Meseleyi anladınız mı?

Yılmaz Karabıyık

Yılmaz Karabıyık

Tüm Yazıları

Hep şunu bildim, şuna inandım… Din Allah ile kul arasındadır…Devlet, insanların ibadetlerini yapabileceği ortamı sağlar,

gerisine karışmaz…

Devleti yönetenler dindar olabilir ama devletin dini olmaz.

Dini en çok kullanan, dini en fazla sömüren; dini duygulara

en büyük zararı verenlerdir.

Siyasi görüşlerin çatıştığı bir ortamda dini bu çatışmanın

bir tarafına oturtursanız, o dine olan inancı zedelersiniz.

Din üzerine cemaatler oluşturursanız, bu cemaatler bir süre

sonra çıkar yuvaları haline gelir, bu da dini bir araç haline

dönüştürmeye başlar…

Atatürk’ün izinden giden, onun ilke ve inkılaplarıyla aydınlanan,

Laiklik anlayışını benimseyen her insanın düşüncesi de budur aslında…

Peki, bunca yanılma, kanma sonrası bu görüş, toplumun

diğer kesimlerine de yayıldı mı?

Yani bugün “Gazi Mustafa Kemal’in muhasır medeniyetler seviyesinin

üzerine çıkma hedefini gerçekleştireceğiz” diyenler bunda samimi mi?

Gerçekten ders alındı mı?

Bu, topluma ne kadar yayılabildi?

15 Temmuz kanlı darbe girişimi sonrası bu ülkenin bireyleri

bir çağrı ile sokaklara inebilecek birlik ve dirliği yüreğinde

barındırmaya başlamışken gerçekten artık aynı düşünebiliyor muyuz?

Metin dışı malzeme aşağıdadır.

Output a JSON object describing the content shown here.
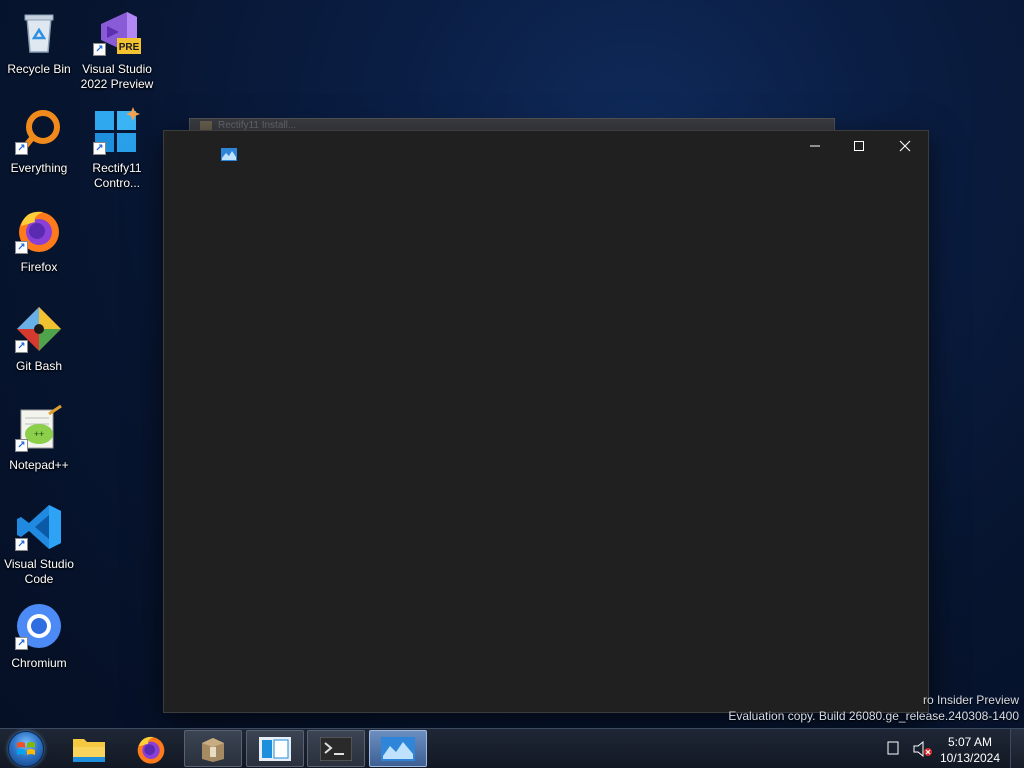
{
  "desktop": {
    "icons": [
      {
        "label": "Recycle Bin",
        "icon": "recycle-bin-icon"
      },
      {
        "label": "Visual Studio 2022 Preview",
        "icon": "visual-studio-preview-icon",
        "badge": "PRE"
      },
      {
        "label": "Everything",
        "icon": "everything-search-icon"
      },
      {
        "label": "Rectify11 Contro...",
        "icon": "rectify11-control-icon"
      },
      {
        "label": "Firefox",
        "icon": "firefox-icon"
      },
      {
        "label": "Git Bash",
        "icon": "git-bash-icon"
      },
      {
        "label": "Notepad++",
        "icon": "notepad-plus-plus-icon"
      },
      {
        "label": "Visual Studio Code",
        "icon": "vscode-icon"
      },
      {
        "label": "Chromium",
        "icon": "chromium-icon"
      }
    ]
  },
  "ghost_window": {
    "title": "Rectify11 Install..."
  },
  "window": {
    "app_icon": "app-monitor-icon",
    "minimize_icon": "minimize-icon",
    "maximize_icon": "maximize-icon",
    "close_icon": "close-icon"
  },
  "watermark": {
    "line1": "ro Insider Preview",
    "line2": "Evaluation copy. Build 26080.ge_release.240308-1400"
  },
  "taskbar": {
    "start_icon": "windows-start-orb-icon",
    "items": [
      {
        "name": "file-explorer",
        "icon": "folder-icon",
        "state": "pinned"
      },
      {
        "name": "firefox",
        "icon": "firefox-icon",
        "state": "pinned"
      },
      {
        "name": "installer",
        "icon": "package-icon",
        "state": "running"
      },
      {
        "name": "control-panel",
        "icon": "window-panel-icon",
        "state": "running"
      },
      {
        "name": "terminal",
        "icon": "terminal-icon",
        "state": "running"
      },
      {
        "name": "monitor-app",
        "icon": "app-monitor-icon",
        "state": "active"
      }
    ],
    "tray": {
      "action_center_icon": "notification-square-icon",
      "volume_icon": "volume-muted-icon"
    },
    "clock": {
      "time": "5:07 AM",
      "date": "10/13/2024"
    }
  },
  "colors": {
    "window_bg": "#202020",
    "desktop_bg": "#0a1d42",
    "taskbar_bg": "#121823",
    "active_task": "#3d5f94"
  }
}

Siyaset ileride yeniden devreye girdiğinde bizler birbirimize

tahammül gösterebilecek miyiz?

Yani şunu diyorum, birbirimizi dinlemeye, anlamaya çalışmaya

yarın da devam edecek miyiz?

Bir musibet, bin nasihatten iyi elbet ama bu musibetin

bir benzerinin tekrarlanmaması için birlik ruhumuzu

koruyabilecek miyiz?

***

Dün zatlarını eleştirdiğimizde yiyeceğimiz hakaretleri düşünürdük,

bugün hep bir ağızdan küfür ediyoruz Fethullah Gülen

denilen din tüccarına…

Dün avaz avaz bağırırken sesimizi duyuramıyorduk,

bugün bu ses hep bir ağızdan olunca kulakları patlatır bir hal aldı…

Yarın da kulakları patlatırcasına hep bir ağızdan

yanlışlara, yanlış olanlara bağırabilecek miyiz?

En büyük sorunumuzun ön yargı olduğu, bu ülkeyi sadece

iktidarı destekleyenlerin değil, muhalif kesimlerin de sevdiğini

kavrayabildik mi?

Yani “Biz birlikte Türkiye’yiz” diyebilecek miyiz yarın da?

Siz kananlar, biz ayık olanların uyarılarını dikkate alacak mısınız?

Bu uyarıların iktidar düşmanlığından değil, vatan için olduğunu

ön yargısız kabullenebilecek misiniz?

Demem o ki ortak düşmanın kökünü hep birlikte kuruttuktan

sonra, yeni ortak düşmanlara zemin oluşturmamak adına

birliğimizi, dirliğimizi korumakla yükümlü olan iktidar ve

muhalefet partilerinin temsilcilerine “Sağduyulu siyaset”

uyarılarımızı yapabilecek miyiz?

Yoksa siyasetin dilinin çirkinleşmesine müsaade edip,

bu çirkinleşen dile kapılıp, yine birbirimize

düşman gözüyle mi bakacağız?

***

Bu soruların cevapları önemli…

Hayati hatta…

Bir olduğumuzda dış güç ve iç taşeronların

ülkemizi bir iç savaşa sürükleme çabasının

başarıya ulaşmayacağını tüm

dünyaya bir kez daha gösterdik.

En ufak boşluğumuzda bizleri parçaladıklarını

düşündükleri bir atmosferde yaptık bunu.

Şimdi tüm bu soruların cevabı “Birlik ve beraberliğe”

çıkmalı…

Bu soruların cevabı “Ders aldık” olmalı…

O zaman korkulacak hiçbir şey kalmamış demektir.

Aksi halde, huzuru sağlamak güç.

Sevelim birbirimizi, toplum sağlığına en iyi reçete bu.